要領を得ない
読み:ようりょうをえない
「要領を得ない」とは
話の内容や物事の核心が不明瞭で、何が言いたいのか、どうすべきなのかが理解できない状態を指します。相手の説明が冗長であったり、論点がずれていたりする場合によく用いられる表現です。単に理解しにくいだけでなく、目的や結論が欠落しているという否定的なニュアンスが含まれます。
使い分けのポイント
「要領を得ない」は、相手の能力や説明不足を指摘する言葉であるため、目上の人や取引先に対して使うと失礼な印象を与える可能性があります。ビジネスシーンでは、相手を非難するのではなく「理解が及ばない」という謙虚な姿勢を示しつつ、「論点が不明確」「具体性に欠ける」といった客観的な表現に置き換えるのが賢明です。
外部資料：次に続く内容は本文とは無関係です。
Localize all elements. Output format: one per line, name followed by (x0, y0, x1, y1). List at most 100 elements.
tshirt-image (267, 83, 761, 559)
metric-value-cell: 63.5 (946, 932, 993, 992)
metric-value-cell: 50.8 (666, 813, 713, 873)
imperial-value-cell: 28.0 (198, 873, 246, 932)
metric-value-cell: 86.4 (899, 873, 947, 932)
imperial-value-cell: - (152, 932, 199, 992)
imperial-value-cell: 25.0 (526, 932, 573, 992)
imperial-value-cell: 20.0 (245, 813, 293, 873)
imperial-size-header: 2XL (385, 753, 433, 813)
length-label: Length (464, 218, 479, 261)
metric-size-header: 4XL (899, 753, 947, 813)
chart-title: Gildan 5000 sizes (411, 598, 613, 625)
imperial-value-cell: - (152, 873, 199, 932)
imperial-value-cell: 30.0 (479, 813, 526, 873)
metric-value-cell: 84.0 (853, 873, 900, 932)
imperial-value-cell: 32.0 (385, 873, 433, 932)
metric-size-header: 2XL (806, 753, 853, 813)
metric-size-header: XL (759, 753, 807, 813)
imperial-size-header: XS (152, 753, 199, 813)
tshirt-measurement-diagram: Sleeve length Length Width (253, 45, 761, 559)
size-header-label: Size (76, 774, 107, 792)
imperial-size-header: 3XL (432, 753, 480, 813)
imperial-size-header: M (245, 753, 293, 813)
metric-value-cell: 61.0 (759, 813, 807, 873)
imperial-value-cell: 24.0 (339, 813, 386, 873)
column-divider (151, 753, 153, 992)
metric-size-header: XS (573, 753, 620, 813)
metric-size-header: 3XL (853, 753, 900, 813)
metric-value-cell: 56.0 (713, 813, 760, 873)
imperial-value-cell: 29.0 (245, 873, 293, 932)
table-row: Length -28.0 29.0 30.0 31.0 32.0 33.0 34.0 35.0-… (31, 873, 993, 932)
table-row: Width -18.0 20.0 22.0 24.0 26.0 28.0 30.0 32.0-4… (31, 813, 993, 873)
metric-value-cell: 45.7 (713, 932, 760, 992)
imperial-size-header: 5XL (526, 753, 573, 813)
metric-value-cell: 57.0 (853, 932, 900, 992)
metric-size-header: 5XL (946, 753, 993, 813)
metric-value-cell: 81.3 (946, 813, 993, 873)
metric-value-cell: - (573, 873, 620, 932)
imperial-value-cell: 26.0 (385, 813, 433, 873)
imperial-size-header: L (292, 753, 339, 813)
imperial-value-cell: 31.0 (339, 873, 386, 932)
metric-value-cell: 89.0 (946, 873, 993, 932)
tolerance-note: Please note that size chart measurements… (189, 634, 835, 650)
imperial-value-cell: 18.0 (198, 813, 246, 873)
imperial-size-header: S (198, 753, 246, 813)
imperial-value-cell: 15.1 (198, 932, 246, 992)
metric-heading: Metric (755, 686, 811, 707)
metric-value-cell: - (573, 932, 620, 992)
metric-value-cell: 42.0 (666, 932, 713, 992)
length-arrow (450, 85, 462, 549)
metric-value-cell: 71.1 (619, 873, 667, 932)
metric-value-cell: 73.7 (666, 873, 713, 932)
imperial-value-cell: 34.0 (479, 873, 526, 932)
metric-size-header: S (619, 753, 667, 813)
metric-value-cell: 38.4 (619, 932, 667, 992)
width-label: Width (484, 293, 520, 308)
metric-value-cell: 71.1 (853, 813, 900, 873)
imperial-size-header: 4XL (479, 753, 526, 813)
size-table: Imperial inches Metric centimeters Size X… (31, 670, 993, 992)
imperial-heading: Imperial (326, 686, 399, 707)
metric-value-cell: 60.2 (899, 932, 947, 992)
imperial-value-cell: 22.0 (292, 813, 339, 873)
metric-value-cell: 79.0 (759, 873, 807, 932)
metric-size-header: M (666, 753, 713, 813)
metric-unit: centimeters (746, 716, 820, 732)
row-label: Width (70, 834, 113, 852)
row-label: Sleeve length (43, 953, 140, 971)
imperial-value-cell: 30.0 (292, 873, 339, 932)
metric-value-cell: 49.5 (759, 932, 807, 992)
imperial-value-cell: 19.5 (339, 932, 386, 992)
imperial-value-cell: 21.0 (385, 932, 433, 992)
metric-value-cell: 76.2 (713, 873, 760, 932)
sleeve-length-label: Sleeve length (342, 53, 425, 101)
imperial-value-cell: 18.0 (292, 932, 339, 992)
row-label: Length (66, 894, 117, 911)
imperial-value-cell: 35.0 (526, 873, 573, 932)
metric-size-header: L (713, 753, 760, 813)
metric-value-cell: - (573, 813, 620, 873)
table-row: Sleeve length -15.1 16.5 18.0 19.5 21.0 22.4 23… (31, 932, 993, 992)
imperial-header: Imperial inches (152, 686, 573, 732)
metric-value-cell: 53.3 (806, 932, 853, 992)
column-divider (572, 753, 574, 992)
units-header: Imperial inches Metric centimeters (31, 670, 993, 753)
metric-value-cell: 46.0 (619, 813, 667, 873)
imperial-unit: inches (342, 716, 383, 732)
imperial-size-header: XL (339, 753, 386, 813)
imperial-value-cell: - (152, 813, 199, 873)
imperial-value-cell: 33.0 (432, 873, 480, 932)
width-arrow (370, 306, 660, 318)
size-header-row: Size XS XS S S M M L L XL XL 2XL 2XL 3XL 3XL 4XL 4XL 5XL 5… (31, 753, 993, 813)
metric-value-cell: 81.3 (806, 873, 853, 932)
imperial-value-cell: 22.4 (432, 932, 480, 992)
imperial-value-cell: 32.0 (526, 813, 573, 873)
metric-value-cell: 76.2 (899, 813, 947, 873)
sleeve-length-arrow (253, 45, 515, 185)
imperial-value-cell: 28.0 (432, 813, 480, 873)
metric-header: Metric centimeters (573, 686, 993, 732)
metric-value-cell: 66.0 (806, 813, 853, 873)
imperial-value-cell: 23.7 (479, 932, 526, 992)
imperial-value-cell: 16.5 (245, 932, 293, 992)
また、単に「分からない」と伝えるよりも、何が不明なのか(例:結論なのか、背景なのか)を具体的に補足すると、より建設的なコミュニケーションが可能になります。
「要領を得ない」の言い換え・類語・関連語
論理が破綻しており、話が全く通じない様子。
境界がはっきりせず、実体が捉えにくい様子。
議論や話の論点がぼやけていること。
態度や言い回しがはっきりせず、もどかしい様子。
物事の重要な部分に触れていないこと。
話の内容が全く理解できず、混乱する様子。
核心を突いておらず、見当違いであること。
はっきりせず、内容が伝わりにくいこと。
話の構成が整理されておらず、散漫な様子。
肝心な部分が欠けていること。
ビジネス向けの言い換え
仕事・メールなどで使いやすい表現です。
先方の説明は論点が不明確で、具体的な対策が見えてきません。
ご提案の内容は非常に抽象的で、具体性に欠けると言わざるを得ません。
資料の構成が複雑で、今回の報告の趣旨が伝わりにくい状態です。
会議での決定事項ですが、結論が曖昧なまま終了してしまいました。
丁寧な言い換え
相手への配慮を強めたい場面に向く表現です。
恐れ入りますが、ご説明が散漫で、意図を汲み取ることが困難です。
おっしゃる内容が多岐にわたり、真の意図を測りかねております。
現状では情報が整理されていないため、再検討をお願いできますでしょうか。
ご提示いただいた案は、肝心の要点がぼやけている印象を受けます。
カジュアルな言い換え
日常会話や親しい相手に使いやすい表現です。
彼と話していると、どうも話が噛み合わなくて疲れてしまう。
結局、君は何が言いたいのか分からないから、もっと短くまとめて。
彼女の話はいつも話があちこちに飛ぶから、内容を把握するのが大変だ。
専門用語ばかり並べられて、説明がちんぷんかんぷんだったよ。
例文
- 彼の報告は支離滅裂で、結局何が問題なのか理解できなかった。
- 議論が曖昧模糊としており、決定を下すための材料が不足している。
- 質問に対して的を射ない回答ばかりが返ってきて、時間が過ぎてしまった。
- 話にまとまりがないため、一度メモを取りながら整理してみることを勧める。